Roots up – Desert Greenhouse

This greenhouse is multifunctional: grow food and produce water. Inside, the hot air is trapped so the temperature in the greenhouse keeps rising throughout the day. The heat causes water to evaporate, creating air humidity making the greenhouse atmosphere better for plant growth as well as maximising the dew harvest. When the surface temperature drops between evening and morning, the farmer pulls out the rope to open the top of the greenhouse allowing it to cool, eventually reaching the dew point, atmospheric water vapor condenses to form small droplets on the surface of the bioplastic sheet falling into the water tank container. This system allows farmers to harvest water used as safe drinking water and irrigation. This version of Roots Up greenhouse didn’t pass all the tests but the organization is already upgrading it. The final test will be completed on August ‚16.
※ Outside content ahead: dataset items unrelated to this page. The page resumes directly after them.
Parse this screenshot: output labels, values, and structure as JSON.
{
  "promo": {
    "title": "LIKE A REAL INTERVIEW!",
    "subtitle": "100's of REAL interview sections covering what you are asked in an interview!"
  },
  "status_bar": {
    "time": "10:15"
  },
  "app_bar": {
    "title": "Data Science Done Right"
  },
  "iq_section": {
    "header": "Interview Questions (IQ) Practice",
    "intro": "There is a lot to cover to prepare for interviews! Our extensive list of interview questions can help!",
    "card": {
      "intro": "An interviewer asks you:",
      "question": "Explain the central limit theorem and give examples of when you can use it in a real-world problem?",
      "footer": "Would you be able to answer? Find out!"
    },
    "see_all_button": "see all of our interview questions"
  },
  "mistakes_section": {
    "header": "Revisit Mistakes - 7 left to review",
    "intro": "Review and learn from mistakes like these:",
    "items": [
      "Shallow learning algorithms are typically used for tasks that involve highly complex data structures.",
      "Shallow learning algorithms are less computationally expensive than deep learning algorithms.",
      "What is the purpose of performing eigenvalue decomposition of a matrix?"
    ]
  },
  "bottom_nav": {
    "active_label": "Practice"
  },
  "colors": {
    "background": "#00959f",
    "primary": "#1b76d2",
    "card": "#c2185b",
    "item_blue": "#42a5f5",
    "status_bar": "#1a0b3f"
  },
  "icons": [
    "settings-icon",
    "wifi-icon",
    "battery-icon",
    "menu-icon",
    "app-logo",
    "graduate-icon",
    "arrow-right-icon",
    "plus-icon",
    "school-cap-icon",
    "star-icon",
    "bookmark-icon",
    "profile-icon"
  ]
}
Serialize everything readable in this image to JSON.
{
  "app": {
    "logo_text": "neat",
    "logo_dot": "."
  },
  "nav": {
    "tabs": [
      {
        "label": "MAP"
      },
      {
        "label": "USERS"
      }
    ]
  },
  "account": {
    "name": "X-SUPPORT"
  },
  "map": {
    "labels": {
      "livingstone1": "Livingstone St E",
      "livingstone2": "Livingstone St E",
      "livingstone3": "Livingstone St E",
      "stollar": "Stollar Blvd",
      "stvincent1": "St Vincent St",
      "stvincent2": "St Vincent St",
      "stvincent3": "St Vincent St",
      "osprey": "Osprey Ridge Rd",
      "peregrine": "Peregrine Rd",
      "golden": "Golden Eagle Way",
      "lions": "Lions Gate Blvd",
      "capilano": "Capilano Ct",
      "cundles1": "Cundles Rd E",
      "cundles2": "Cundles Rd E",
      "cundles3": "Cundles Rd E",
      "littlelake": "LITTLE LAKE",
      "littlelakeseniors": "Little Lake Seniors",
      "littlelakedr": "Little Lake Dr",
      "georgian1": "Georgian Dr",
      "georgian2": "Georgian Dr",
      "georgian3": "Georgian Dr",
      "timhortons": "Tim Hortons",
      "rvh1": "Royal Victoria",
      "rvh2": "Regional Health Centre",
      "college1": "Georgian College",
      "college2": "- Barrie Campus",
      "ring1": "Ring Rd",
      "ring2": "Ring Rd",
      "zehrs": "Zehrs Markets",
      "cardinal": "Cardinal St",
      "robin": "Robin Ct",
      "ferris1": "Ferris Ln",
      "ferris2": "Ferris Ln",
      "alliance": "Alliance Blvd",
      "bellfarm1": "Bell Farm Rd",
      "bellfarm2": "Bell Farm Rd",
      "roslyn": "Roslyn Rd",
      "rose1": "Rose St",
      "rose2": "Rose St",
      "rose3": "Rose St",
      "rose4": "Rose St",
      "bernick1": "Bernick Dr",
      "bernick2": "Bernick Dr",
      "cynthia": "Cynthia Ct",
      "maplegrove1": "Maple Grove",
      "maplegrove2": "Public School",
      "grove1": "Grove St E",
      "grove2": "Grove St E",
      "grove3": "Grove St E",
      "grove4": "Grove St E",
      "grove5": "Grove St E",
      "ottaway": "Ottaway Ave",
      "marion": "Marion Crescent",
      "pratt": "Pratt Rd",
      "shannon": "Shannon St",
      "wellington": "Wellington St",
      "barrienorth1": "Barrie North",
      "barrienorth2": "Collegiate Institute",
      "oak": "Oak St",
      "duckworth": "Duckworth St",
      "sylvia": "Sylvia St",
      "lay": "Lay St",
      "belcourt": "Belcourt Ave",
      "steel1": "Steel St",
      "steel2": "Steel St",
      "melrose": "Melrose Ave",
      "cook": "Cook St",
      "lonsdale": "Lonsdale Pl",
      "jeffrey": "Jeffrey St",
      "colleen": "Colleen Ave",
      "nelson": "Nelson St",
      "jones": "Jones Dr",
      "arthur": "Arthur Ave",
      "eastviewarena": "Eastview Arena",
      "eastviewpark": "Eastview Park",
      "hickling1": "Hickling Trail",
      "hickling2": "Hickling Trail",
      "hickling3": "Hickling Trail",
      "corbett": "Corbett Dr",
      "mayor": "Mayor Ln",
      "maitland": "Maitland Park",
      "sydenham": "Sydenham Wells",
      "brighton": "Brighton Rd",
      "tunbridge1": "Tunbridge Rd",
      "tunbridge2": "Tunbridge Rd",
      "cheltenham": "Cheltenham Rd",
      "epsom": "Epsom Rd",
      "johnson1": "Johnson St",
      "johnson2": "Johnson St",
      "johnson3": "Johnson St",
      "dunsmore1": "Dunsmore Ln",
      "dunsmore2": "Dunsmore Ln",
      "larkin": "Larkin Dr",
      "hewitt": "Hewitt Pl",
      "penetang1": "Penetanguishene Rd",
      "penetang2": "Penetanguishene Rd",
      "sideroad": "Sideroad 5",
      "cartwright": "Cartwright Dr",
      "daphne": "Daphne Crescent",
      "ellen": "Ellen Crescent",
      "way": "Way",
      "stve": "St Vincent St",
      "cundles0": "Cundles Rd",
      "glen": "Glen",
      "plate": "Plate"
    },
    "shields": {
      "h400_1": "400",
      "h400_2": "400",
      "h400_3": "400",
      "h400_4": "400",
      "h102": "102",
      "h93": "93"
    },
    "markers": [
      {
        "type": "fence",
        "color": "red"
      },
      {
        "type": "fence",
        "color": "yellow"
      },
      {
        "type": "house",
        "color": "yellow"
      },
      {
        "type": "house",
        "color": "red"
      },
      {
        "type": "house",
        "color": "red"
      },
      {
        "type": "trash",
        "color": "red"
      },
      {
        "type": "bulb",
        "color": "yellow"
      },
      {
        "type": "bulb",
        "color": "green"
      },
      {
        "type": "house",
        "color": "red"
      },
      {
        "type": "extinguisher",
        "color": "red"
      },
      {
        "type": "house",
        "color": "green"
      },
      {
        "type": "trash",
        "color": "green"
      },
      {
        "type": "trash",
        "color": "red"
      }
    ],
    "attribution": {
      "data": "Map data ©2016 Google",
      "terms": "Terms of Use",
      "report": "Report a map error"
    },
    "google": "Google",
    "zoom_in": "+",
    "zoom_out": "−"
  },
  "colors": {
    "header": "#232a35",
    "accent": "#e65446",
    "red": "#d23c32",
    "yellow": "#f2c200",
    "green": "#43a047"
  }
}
The Noocity Growbed – Indoor Greenhouse

The Noocity Growbed is an unique and efficient and modular self-watering gardening system,
specially developed for urban agriculture. Especially developed for urban agriculture, Noocity Growbeds are suitable for any type of space and can be used individually or fitted together in different combinations depending on the space available. Easy to assemble and low maintenance, it allows you to plant a wide variety of fruit, vegetables and medicinal herbs anywhere (verandas, patios or rooftops). The Noocity Growbed is self-sufficient for up to three weeks, solving common problems such as excess or insufficient watering and drastically reducing water loss through evaporation or drainage. The manufacturer has prepared educational material for all who are interested in starting up their own breeding.

The floating greenhouse

Aimed at creating a low-cost alternative using recycled materials, Italian designers Antonio Girardi and Cristiana Favretto of Studiomobile created this floating modular greenhouse that sits upon 96 repurposed plastic drums. Dubbed “Jellyfish Barge” the idea behind this curious octagonal structure is to empower families and communities that live in coastal areas or near a body of water to grow their own food, without the need for land. Crops are grown hydroponically in this 750-square-foot space and are nourished with rainwater that is harvested through seven solar stills in a self-sustaining, solar-powered system. The barge’s modular design means that it can be scaled up or down and can also be customised to fit various applications like floating farm-to-table restaurants, floating farmer’s markets, or floating community gardens that may travel between pick-up points.